Fig. 2. Modeling approach accurately predicts non-parametric excitatory and inhibitory surround images of single neurons in mouse V1.

Fig. 2.

a, Schematic of the optimization of surround images. The initial image is Gaussian noise with the center replaced by the MEI. During optimization, the gradient only flows in the region where the inverse MEI mask is non-zero, leaving the center unchanged. We optimized for the most exciting or the most inhibiting image in the surround. After 1,000 iterations, we reached the final image of the excitatory or the inhibitory surround. b, Panel shows MEI, excitatory surround with MEI, the difference between the two, inhibitory surround with MEI, and the difference between the two for 5 example neurons. Since the gradient was set to zero during optimization for the area within the MEI mask, the center remained the same as the MEI. c, Model predicted responses to the excitatory (left) and inhibitory (right) surround images (y-axis), compared to the predicted responses to the MEIs (x-axis). Responses are depicted in arbitrary units, corresponding to the output of the model. d, Observed responses to the excitatory (left) and inhibitory (right) surround (y-axis), compared to the observed responses to the MEIs (x-axis). For each neuron, responses are normalized by the standard deviation of responses to all images. Across the population, the modulation was significant for both excitatory (p-value=1.15×10−75, Wilcoxon signed rank test) and inhibitory surround images (p-value=8.79×10−71).
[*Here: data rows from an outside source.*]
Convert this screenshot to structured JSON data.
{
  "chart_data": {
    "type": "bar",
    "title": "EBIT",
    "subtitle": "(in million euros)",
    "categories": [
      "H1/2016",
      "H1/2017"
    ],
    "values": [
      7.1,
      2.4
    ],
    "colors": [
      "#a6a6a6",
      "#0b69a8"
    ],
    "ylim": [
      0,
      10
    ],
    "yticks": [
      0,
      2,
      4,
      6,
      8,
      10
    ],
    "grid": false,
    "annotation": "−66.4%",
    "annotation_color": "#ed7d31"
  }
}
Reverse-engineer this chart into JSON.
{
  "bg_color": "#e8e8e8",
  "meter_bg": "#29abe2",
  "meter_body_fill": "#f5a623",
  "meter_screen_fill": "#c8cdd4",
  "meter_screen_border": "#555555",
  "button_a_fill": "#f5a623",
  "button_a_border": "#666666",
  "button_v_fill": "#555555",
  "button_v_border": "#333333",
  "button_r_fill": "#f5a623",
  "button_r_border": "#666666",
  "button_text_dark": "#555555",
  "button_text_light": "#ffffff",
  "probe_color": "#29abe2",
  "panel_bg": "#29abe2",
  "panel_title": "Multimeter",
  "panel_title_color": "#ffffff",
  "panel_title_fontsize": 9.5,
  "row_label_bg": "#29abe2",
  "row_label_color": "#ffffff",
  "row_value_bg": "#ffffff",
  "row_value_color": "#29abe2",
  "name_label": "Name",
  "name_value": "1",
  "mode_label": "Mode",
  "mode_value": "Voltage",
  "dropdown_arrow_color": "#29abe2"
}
Across stimulus repetitions, 28.4% neurons responded significantly stronger to the excitatory surround image than to the MEI (n=6 animals, 960 cells, two-sided t-test, p-value<0.05) while 2.6% responded weaker. 55.1% neurons responded significantly weaker to the inhibitory surround image than to the MEI while 0.4% responded stronger (n=3 animals, 510 cells). Solid line indicates the regression line across the population, and dotted gray line indicates the diagonal. e, Diameters of RFs estimated using sparse noise, the MEIs, and the MEIs with excitatory and inhibitory surround. The mean of center RF (gray distribution) sizes across all neurons (n=4, 419 cells) is 23.4 degrees ± 0.34 (mean ± s.e.m.). The mean of the MEI (green distribution) size across all neurons (n=4, 434 cells) is 31.3 degrees ± 0.20. The size of the MEI is larger than the center RF. The sizes of both the excitatory (red distribution) and inhibitory (blue distribution) surround are much larger than the center RF, measuring 51.4 ± 0.23 and 46.1 ± 0.23 (mean ± s.e.m.) respectively (n=4, 434 cells).